# 4. MalRNN을 이용한 변종 문서형 Stream Data 생성
* 필요한 package 다운로드 확인 및 적용

In [None]:
# !pip install torch
# !pip install numpy

In [None]:
import numpy as np
import torch
from rnn_model import CharRNN

## 1. Stream byte 생성 함수 구축

In [None]:
def generate_byte(model, base_stream, device, len_to_predict=1000, temperature=0.8):
    hidden_state = model.init_hidden(1).to(device)
    base_input = torch.LongTensor(base_stream).unsqueeze(0).to(device)
    predict = base_stream

    for p in range(len(base_stream) - 1):
        _, hidden_state = model(base_input[:, p], hidden_state)

    output_result = []
    model_input = base_input[:, -1]
    for p in range(len_to_predict):
        output, hidden_state = model(model_input, hidden_state)
        output_result.append(output)

        output_dist = output.data.view(-1).div(temperature).exp()
        predict_stream = torch.multinomial(output_dist, 1)[0]

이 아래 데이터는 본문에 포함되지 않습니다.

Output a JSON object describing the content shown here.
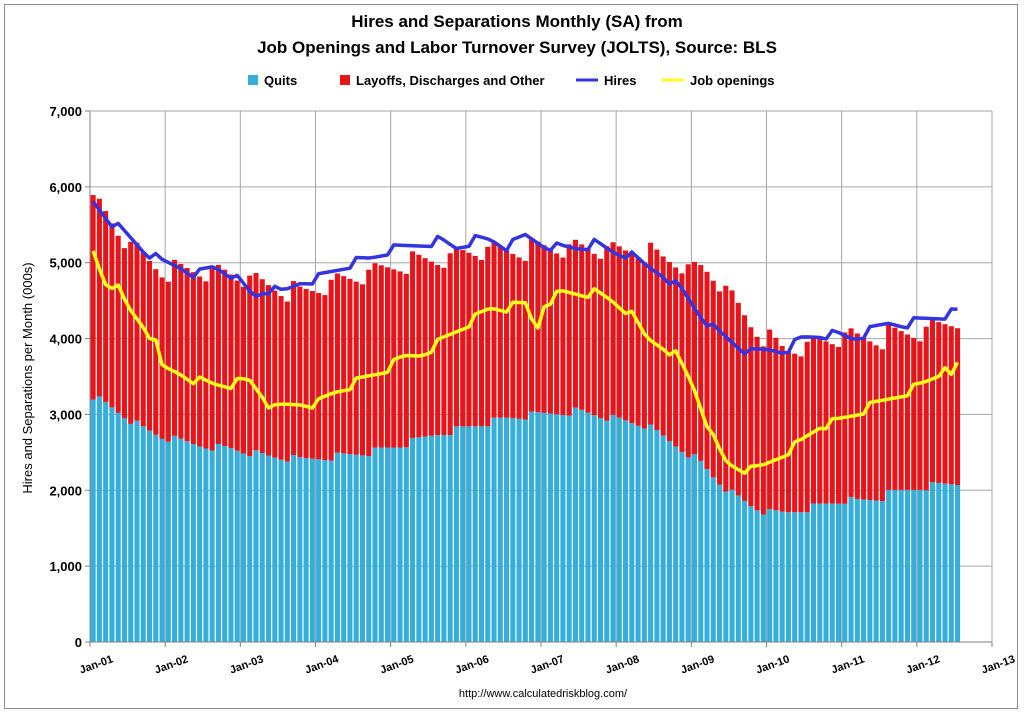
{
  "chart_data": {
    "type": "bar",
    "title": "Hires and Separations Monthly (SA) from",
    "subtitle": "Job Openings and Labor Turnover Survey (JOLTS), Source: BLS",
    "ylabel": "Hires and Separations per Month (000s)",
    "xlabel": "",
    "source_note": "http://www.calculatedriskblog.com/",
    "ylim": [
      0,
      7000
    ],
    "y_ticks": [
      "0",
      "1,000",
      "2,000",
      "3,000",
      "4,000",
      "5,000",
      "6,000",
      "7,000"
    ],
    "x_ticks": [
      "Jan-01",
      "Jan-02",
      "Jan-03",
      "Jan-04",
      "Jan-05",
      "Jan-06",
      "Jan-07",
      "Jan-08",
      "Jan-09",
      "Jan-10",
      "Jan-11",
      "Jan-12",
      "Jan-13"
    ],
    "x_range": [
      "2001-01",
      "2013-01"
    ],
    "stacked": true,
    "grid": true,
    "legend_position": "top",
    "colors": {
      "quits": "#35aedc",
      "layoffs": "#e8141a",
      "hires": "#3333e0",
      "openings": "#ffff1a",
      "plot_bg": "#ffffff",
      "grid": "#a6a6a6"
    },
    "anchors": {
      "quits": [
        [
          0,
          3250
        ],
        [
          3,
          3100
        ],
        [
          6,
          2950
        ],
        [
          9,
          2800
        ],
        [
          12,
          2700
        ],
        [
          18,
          2600
        ],
        [
          24,
          2550
        ],
        [
          30,
          2450
        ],
        [
          36,
          2400
        ],
        [
          42,
          2450
        ],
        [
          48,
          2500
        ],
        [
          54,
          2600
        ],
        [
          60,
          2750
        ],
        [
          66,
          2850
        ],
        [
          72,
          2950
        ],
        [
          78,
          3000
        ],
        [
          84,
          3050
        ],
        [
          90,
          2950
        ],
        [
          96,
          2850
        ],
        [
          99,
          2700
        ],
        [
          102,
          2550
        ],
        [
          105,
          2400
        ],
        [
          108,
          2150
        ],
        [
          111,
          1950
        ],
        [
          114,
          1800
        ],
        [
          117,
          1700
        ],
        [
          120,
          1700
        ],
        [
          126,
          1800
        ],
        [
          132,
          1850
        ],
        [
          138,
          1950
        ],
        [
          144,
          2050
        ],
        [
          150,
          2100
        ],
        [
          137,
          1900
        ],
        [
          131,
          1880
        ]
      ],
      "layoffs": [
        [
          0,
          2600
        ],
        [
          6,
          2300
        ],
        [
          12,
          2200
        ],
        [
          18,
          2300
        ],
        [
          24,
          2300
        ],
        [
          30,
          2250
        ],
        [
          36,
          2200
        ],
        [
          42,
          2300
        ],
        [
          48,
          2350
        ],
        [
          54,
          2400
        ],
        [
          60,
          2300
        ],
        [
          66,
          2300
        ],
        [
          72,
          2200
        ],
        [
          78,
          2200
        ],
        [
          84,
          2150
        ],
        [
          90,
          2200
        ],
        [
          96,
          2300
        ],
        [
          99,
          2350
        ],
        [
          102,
          2450
        ],
        [
          104,
          2450
        ],
        [
          106,
          2600
        ],
        [
          108,
          2650
        ],
        [
          110,
          2600
        ],
        [
          112,
          2500
        ],
        [
          114,
          2400
        ],
        [
          117,
          2300
        ],
        [
          120,
          2150
        ],
        [
          126,
          2150
        ],
        [
          132,
          2150
        ],
        [
          138,
          2100
        ],
        [
          144,
          2050
        ],
        [
          150,
          2150
        ]
      ],
      "hires": [
        [
          0,
          5800
        ],
        [
          3,
          5550
        ],
        [
          6,
          5350
        ],
        [
          9,
          5150
        ],
        [
          12,
          5000
        ],
        [
          15,
          4950
        ],
        [
          18,
          4850
        ],
        [
          21,
          4950
        ],
        [
          24,
          4850
        ],
        [
          26,
          4700
        ],
        [
          28,
          4550
        ],
        [
          30,
          4650
        ],
        [
          33,
          4600
        ],
        [
          36,
          4750
        ],
        [
          39,
          4800
        ],
        [
          42,
          4900
        ],
        [
          45,
          5000
        ],
        [
          48,
          5050
        ],
        [
          51,
          5150
        ],
        [
          54,
          5200
        ],
        [
          57,
          5250
        ],
        [
          60,
          5300
        ],
        [
          63,
          5200
        ],
        [
          66,
          5300
        ],
        [
          69,
          5300
        ],
        [
          72,
          5200
        ],
        [
          75,
          5350
        ],
        [
          78,
          5250
        ],
        [
          81,
          5200
        ],
        [
          84,
          5200
        ],
        [
          87,
          5250
        ],
        [
          90,
          5150
        ],
        [
          93,
          5100
        ],
        [
          96,
          4950
        ],
        [
          99,
          4850
        ],
        [
          102,
          4650
        ],
        [
          105,
          4350
        ],
        [
          108,
          4100
        ],
        [
          111,
          3950
        ],
        [
          114,
          3800
        ],
        [
          117,
          3850
        ],
        [
          120,
          3850
        ],
        [
          123,
          4000
        ],
        [
          126,
          4050
        ],
        [
          129,
          4050
        ],
        [
          132,
          4000
        ],
        [
          135,
          4100
        ],
        [
          138,
          4200
        ],
        [
          141,
          4200
        ],
        [
          144,
          4250
        ],
        [
          147,
          4300
        ],
        [
          150,
          4350
        ]
      ],
      "openings": [
        [
          0,
          5150
        ],
        [
          2,
          4750
        ],
        [
          4,
          4700
        ],
        [
          6,
          4400
        ],
        [
          9,
          4150
        ],
        [
          11,
          3900
        ],
        [
          12,
          3600
        ],
        [
          15,
          3550
        ],
        [
          18,
          3450
        ],
        [
          21,
          3400
        ],
        [
          24,
          3400
        ],
        [
          27,
          3450
        ],
        [
          30,
          3200
        ],
        [
          31,
          3050
        ],
        [
          33,
          3100
        ],
        [
          36,
          3150
        ],
        [
          39,
          3150
        ],
        [
          42,
          3300
        ],
        [
          45,
          3400
        ],
        [
          48,
          3500
        ],
        [
          51,
          3600
        ],
        [
          54,
          3750
        ],
        [
          57,
          3800
        ],
        [
          60,
          3950
        ],
        [
          63,
          4100
        ],
        [
          66,
          4250
        ],
        [
          69,
          4400
        ],
        [
          72,
          4400
        ],
        [
          75,
          4450
        ],
        [
          77,
          4100
        ],
        [
          78,
          4450
        ],
        [
          81,
          4600
        ],
        [
          84,
          4600
        ],
        [
          87,
          4600
        ],
        [
          90,
          4500
        ],
        [
          93,
          4350
        ],
        [
          96,
          4000
        ],
        [
          99,
          3900
        ],
        [
          101,
          3800
        ],
        [
          104,
          3400
        ],
        [
          106,
          3000
        ],
        [
          108,
          2600
        ],
        [
          110,
          2350
        ],
        [
          112,
          2300
        ],
        [
          114,
          2250
        ],
        [
          116,
          2300
        ],
        [
          118,
          2400
        ],
        [
          120,
          2500
        ],
        [
          123,
          2650
        ],
        [
          126,
          2850
        ],
        [
          129,
          2900
        ],
        [
          132,
          3000
        ],
        [
          135,
          3100
        ],
        [
          138,
          3200
        ],
        [
          141,
          3300
        ],
        [
          144,
          3400
        ],
        [
          147,
          3550
        ],
        [
          148,
          3700
        ],
        [
          149,
          3450
        ],
        [
          150,
          3650
        ]
      ]
    }
  }
}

        predict = np.append(predict, predict_stream.detach().cpu())
        model_input = (
            torch.tensor(predict_stream, dtype=torch.long).unsqueeze(0).to(device)
        )

    return predict.tolist(), output_result

## 2. 변종 문서형 Byte Stream 생성 과정 구축

In [None]:
with open("../data/4_critical_example.txt", "r") as f:
    critical_base = f.read().split(",")
    critical_base = [int(x) for x in critical_base]

In [None]:
### byte stream 생성 과정 구축 ###
# TODO
# 1. 학습장치 할당
# 2. model 호출 및 weight load 후 모델의 학습장치 할당
# 3. generate_byte 함수를 통한 byte stream 생성
# 4. 생성된 byte를 합친 변정 byte stream 생성
device = torch.device("cuda") if torch.cuda.is_available() else torch.device("cpu")

model = CharRNN(
    input_size=256,
    hidden_size = 100,
    output_size=256,
    model="gru",
    n_layers=1
)
model = torch.load("../data/malRNN_doc.pt")
model.to(device)

new_byte = generate_byte(model=model, base_stream=critical_base, device=device)
generated_byte = bytearray(critical_base) + bytearray(new_byte[0])

## 3. 변종 Byte Stream 탐지 회피 여부 확인

In [None]:
from MalConv import MalConv
import torch.nn.functional as F

In [None]:
def detect(malconv, stream_data):
    stream_data = torch.from_numpy(np.frombuffer(bytearray(stream_data), dtype=np.uint8)[np.newaxis, :])
    output = malconv(stream_data)
    output = F.softmax(output, dim=-1).detach().numpy()[0,1]
    return output

malconv = MalConv(channels=256, window_size=512, embd_size=8)
malconv_weight = torch.load("../data/malconv_doc.pth")
malconv.load_state_dict(malconv_weight)

In [None]:
detect(malconv, critical_base)

In [None]:
detect(malconv, generated_byte)